Scientists confirm the first detection, using gravitational-wave astronomy, of a black hole in the upper mass gap
Scientists confirm the first detection, using gravitational-wave astronomy, of a black hole in the upper mass gap.
LIGO and Virgo have detected the heftiest black hole merger to date, giving birth to a new black hole that weighs in at some 142 solar masses. This cosmic middleweight is the first direct observation of the birth of an elusive intermediate-mass black hole. (Credit: Mark Myers, ARC Centre of Excellence for Gravitational Wave Discovery (OzGrav))
Within five years of detecting the first gravitational waves, LIGO and Virgo scientists have yet again helped advance our understanding of the cosmos.
On May 21, 2019, researchers identified a unique set of gravitational waves, or ripples in the fabric of space-time, that they haven’t seen before. For one, the waves came from halfway across the universe, or about 7 billion light-years away, making it the most distant gravitational-wave signal ever detected.
But more importantly, the researchers think these gravitational waves point to the merger of two already bizarre black holes that formed a never-before-confirmed mid-sized black hole. In other words, the researchers think they’ve found the first direct evidence for a special breed of black hole called an intermediate-mass black hole (IMBH).
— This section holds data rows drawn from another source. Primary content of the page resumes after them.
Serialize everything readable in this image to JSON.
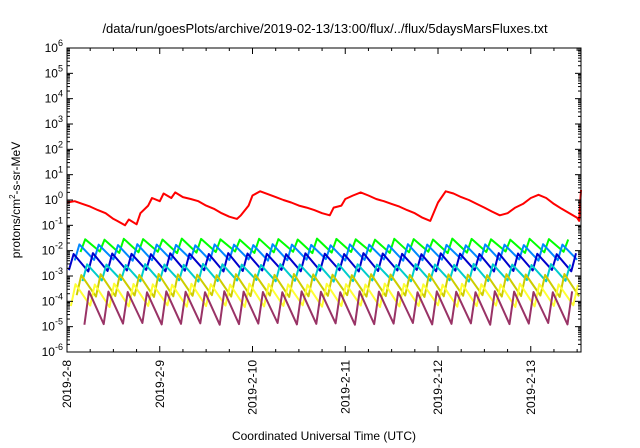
{
  "chart_data": {
    "type": "line",
    "title": "/data/run/goesPlots/archive/2019-02-13/13:00/flux/../flux/5daysMarsFluxes.txt",
    "xlabel": "Coordinated Universal Time (UTC)",
    "ylabel_parts": [
      "protons/cm",
      "2",
      "-s-sr-MeV"
    ],
    "y_scale": "log",
    "ylim": [
      1e-06,
      1000000.0
    ],
    "xlim": [
      "2019-02-08 00:00",
      "2019-02-13 13:00"
    ],
    "grid": false,
    "legend": "none",
    "x_ticks": [
      "2019-2-8",
      "2019-2-9",
      "2019-2-10",
      "2019-2-11",
      "2019-2-12",
      "2019-2-13"
    ],
    "y_ticks": [
      {
        "base": "10",
        "exp": "-6"
      },
      {
        "base": "10",
        "exp": "-5"
      },
      {
        "base": "10",
        "exp": "-4"
      },
      {
        "base": "10",
        "exp": "-3"
      },
      {
        "base": "10",
        "exp": "-2"
      },
      {
        "base": "10",
        "exp": "-1"
      },
      {
        "base": "10",
        "exp": "0"
      },
      {
        "base": "10",
        "exp": "1"
      },
      {
        "base": "10",
        "exp": "2"
      },
      {
        "base": "10",
        "exp": "3"
      },
      {
        "base": "10",
        "exp": "4"
      },
      {
        "base": "10",
        "exp": "5"
      },
      {
        "base": "10",
        "exp": "6"
      }
    ],
    "series": [
      {
        "color": "#ff0000",
        "x": [
          "2019-02-08 00:00",
          "2019-02-08 02:00",
          "2019-02-08 04:00",
          "2019-02-08 06:00",
          "2019-02-08 08:00",
          "2019-02-08 10:00",
          "2019-02-08 12:00",
          "2019-02-08 13:00",
          "2019-02-08 15:00",
          "2019-02-08 16:00",
          "2019-02-08 18:00",
          "2019-02-08 19:00",
          "2019-02-08 21:00",
          "2019-02-08 22:00",
          "2019-02-09 00:00",
          "2019-02-09 01:00",
          "2019-02-09 03:00",
          "2019-02-09 04:00",
          "2019-02-09 06:00",
          "2019-02-09 08:00",
          "2019-02-09 10:00",
          "2019-02-09 12:00",
          "2019-02-09 14:00",
          "2019-02-09 16:00",
          "2019-02-09 18:00",
          "2019-02-09 20:00",
          "2019-02-09 21:00",
          "2019-02-09 23:00",
          "2019-02-10 00:00",
          "2019-02-10 02:00",
          "2019-02-10 04:00",
          "2019-02-10 06:00",
          "2019-02-10 08:00",
          "2019-02-10 10:00",
          "2019-02-10 12:00",
          "2019-02-10 14:00",
          "2019-02-10 16:00",
          "2019-02-10 18:00",
          "2019-02-10 20:00",
          "2019-02-10 21:00",
          "2019-02-10 23:00",
          "2019-02-11 00:00",
          "2019-02-11 02:00",
          "2019-02-11 04:00",
          "2019-02-11 06:00",
          "2019-02-11 08:00",
          "2019-02-11 10:00",
          "2019-02-11 12:00",
          "2019-02-11 14:00",
          "2019-02-11 16:00",
          "2019-02-11 18:00",
          "2019-02-11 20:00",
          "2019-02-11 22:00",
          "2019-02-12 00:00",
          "2019-02-12 02:00",
          "2019-02-12 04:00",
          "2019-02-12 06:00",
          "2019-02-12 08:00",
          "2019-02-12 10:00",
          "2019-02-12 12:00",
          "2019-02-12 14:00",
          "2019-02-12 16:00",
          "2019-02-12 18:00",
          "2019-02-12 20:00",
          "2019-02-12 22:00",
          "2019-02-13 00:00",
          "2019-02-13 02:00",
          "2019-02-13 04:00",
          "2019-02-13 06:00",
          "2019-02-13 08:00",
          "2019-02-13 10:00",
          "2019-02-13 12:00",
          "2019-02-13 12:30",
          "2019-02-13 13:00"
        ],
        "y": [
          0.8,
          0.9,
          0.7,
          0.55,
          0.4,
          0.3,
          0.18,
          0.15,
          0.1,
          0.17,
          0.11,
          0.3,
          0.6,
          1.2,
          0.9,
          1.8,
          1.2,
          2.0,
          1.3,
          1.1,
          0.9,
          0.6,
          0.45,
          0.3,
          0.22,
          0.18,
          0.25,
          0.6,
          1.5,
          2.2,
          1.7,
          1.3,
          1.0,
          0.8,
          0.6,
          0.5,
          0.4,
          0.3,
          0.25,
          0.5,
          0.6,
          1.1,
          1.5,
          2.0,
          1.5,
          1.1,
          0.9,
          0.7,
          0.55,
          0.4,
          0.3,
          0.2,
          0.15,
          0.8,
          2.2,
          1.8,
          1.3,
          1.0,
          0.7,
          0.5,
          0.35,
          0.25,
          0.3,
          0.5,
          0.7,
          1.2,
          1.6,
          1.2,
          0.7,
          0.45,
          0.3,
          0.2,
          0.15,
          2.5
        ]
      },
      {
        "color": "#00ff00",
        "oscillation": {
          "low": 0.008,
          "high": 0.03
        }
      },
      {
        "color": "#0088ff",
        "oscillation": {
          "low": 0.004,
          "high": 0.018
        }
      },
      {
        "color": "#0000cc",
        "oscillation": {
          "low": 0.0015,
          "high": 0.008
        }
      },
      {
        "color": "#00cccc",
        "oscillation": {
          "low": 0.0006,
          "high": 0.003
        }
      },
      {
        "color": "#cccc00",
        "oscillation": {
          "low": 0.00015,
          "high": 0.0012
        }
      },
      {
        "color": "#ffff33",
        "oscillation": {
          "low": 6e-05,
          "high": 0.0005
        }
      },
      {
        "color": "#993366",
        "oscillation": {
          "low": 1.2e-05,
          "high": 0.00025
        }
      }
    ]
  }
}
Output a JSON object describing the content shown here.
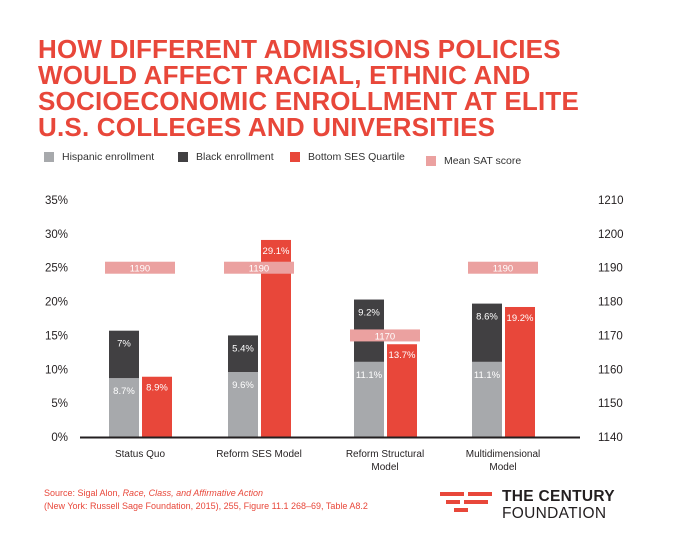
{
  "title_lines": [
    "HOW DIFFERENT ADMISSIONS POLICIES",
    "WOULD AFFECT RACIAL, ETHNIC AND",
    "SOCIOECONOMIC ENROLLMENT AT ELITE",
    "U.S. COLLEGES AND UNIVERSITIES"
  ],
  "colors": {
    "hispanic": "#a7a9ac",
    "black": "#414042",
    "bottom_ses": "#e8473a",
    "sat": "#eba1a0",
    "title": "#e8473a",
    "axis": "#231f20"
  },
  "chart_data": {
    "type": "bar",
    "stacked_series": [
      {
        "name": "Hispanic enrollment",
        "values": [
          8.7,
          9.6,
          11.1,
          11.1
        ],
        "labels": [
          "8.7%",
          "9.6%",
          "11.1%",
          "11.1%"
        ]
      },
      {
        "name": "Black enrollment",
        "values": [
          7,
          5.4,
          9.2,
          8.6
        ],
        "labels": [
          "7%",
          "5.4%",
          "9.2%",
          "8.6%"
        ]
      }
    ],
    "side_series": {
      "name": "Bottom SES Quartile",
      "values": [
        8.9,
        29.1,
        13.7,
        19.2
      ],
      "labels": [
        "8.9%",
        "29.1%",
        "13.7%",
        "19.2%"
      ]
    },
    "secondary_series": {
      "name": "Mean SAT score",
      "values": [
        1190,
        1190,
        1170,
        1190
      ],
      "labels": [
        "1190",
        "1190",
        "1170",
        "1190"
      ]
    },
    "categories": [
      {
        "lines": [
          "Status Quo"
        ]
      },
      {
        "lines": [
          "Reform SES Model"
        ]
      },
      {
        "lines": [
          "Reform Structural",
          "Model"
        ]
      },
      {
        "lines": [
          "Multidimensional",
          "Model"
        ]
      }
    ],
    "y_left": {
      "min": 0,
      "max": 35,
      "ticks": [
        "0%",
        "5%",
        "10%",
        "15%",
        "20%",
        "25%",
        "30%",
        "35%"
      ]
    },
    "y_right": {
      "min": 1140,
      "max": 1210,
      "ticks": [
        "1140",
        "1150",
        "1160",
        "1170",
        "1180",
        "1190",
        "1200",
        "1210"
      ]
    }
  },
  "legend": [
    {
      "label": "Hispanic enrollment",
      "color": "#a7a9ac"
    },
    {
      "label": "Black enrollment",
      "color": "#414042"
    },
    {
      "label": "Bottom SES Quartile",
      "color": "#e8473a"
    },
    {
      "label": "Mean SAT score",
      "color": "#eba1a0"
    }
  ],
  "source": {
    "prefix": "Source: Sigal Alon, ",
    "italic": "Race, Class, and Affirmative Action",
    "line2": "(New York: Russell Sage Foundation, 2015), 255, Figure 11.1 268–69, Table A8.2"
  },
  "logo": {
    "line1": "THE CENTURY",
    "line2": "FOUNDATION"
  }
}
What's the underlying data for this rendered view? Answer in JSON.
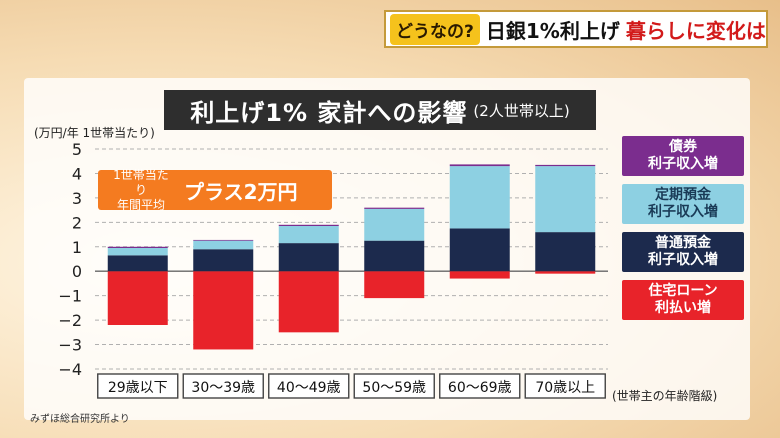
{
  "header": {
    "tag": "どうなの?",
    "title_part1": "日銀1%利上げ",
    "title_part2": "暮らしに変化は"
  },
  "callout": {
    "line1": "1世帯当たり",
    "line2": "年間平均",
    "value": "プラス2万円",
    "color": "#f47b20"
  },
  "source": "みずほ総合研究所より",
  "chart_data": {
    "type": "bar",
    "stacked": true,
    "title": "利上げ1% 家計への影響",
    "subtitle": "(2人世帯以上)",
    "ylabel": "(万円/年 1世帯当たり)",
    "xlabel": "(世帯主の年齢階級)",
    "ylim": [
      -4,
      5
    ],
    "yticks": [
      5,
      4,
      3,
      2,
      1,
      0,
      -1,
      -2,
      -3,
      -4
    ],
    "ytick_labels": [
      "5",
      "4",
      "3",
      "2",
      "1",
      "0",
      "−1",
      "−2",
      "−3",
      "−4"
    ],
    "grid": true,
    "legend_position": "right",
    "categories": [
      "29歳以下",
      "30〜39歳",
      "40〜49歳",
      "50〜59歳",
      "60〜69歳",
      "70歳以上"
    ],
    "series": [
      {
        "name": "住宅ローン 利払い増",
        "label_line1": "住宅ローン",
        "label_line2": "利払い増",
        "color": "#e8232a",
        "values": [
          -2.2,
          -3.2,
          -2.5,
          -1.1,
          -0.3,
          -0.1
        ]
      },
      {
        "name": "普通預金 利子収入増",
        "label_line1": "普通預金",
        "label_line2": "利子収入増",
        "color": "#1c2a4d",
        "values": [
          0.65,
          0.9,
          1.15,
          1.25,
          1.75,
          1.6
        ]
      },
      {
        "name": "定期預金 利子収入増",
        "label_line1": "定期預金",
        "label_line2": "利子収入増",
        "color": "#8dd0e2",
        "values": [
          0.3,
          0.35,
          0.7,
          1.3,
          2.55,
          2.7
        ]
      },
      {
        "name": "債券 利子収入増",
        "label_line1": "債券",
        "label_line2": "利子収入増",
        "color": "#7b2d8e",
        "values": [
          0.05,
          0.03,
          0.05,
          0.05,
          0.07,
          0.05
        ]
      }
    ]
  }
}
Astronomers think IMBHs fill a gap between stellar-mass black holes (which are a few to 100 solar masses and are created when huge stars collapse), and supermassive black holes (which are millions to billions of solar masses and lurk in the centers of most galaxies). And although the exact mass range of each class of black hole depends on who you ask, most astronomers agree that, at 142 solar masses, this newly formed object fits the bill for an IMBH.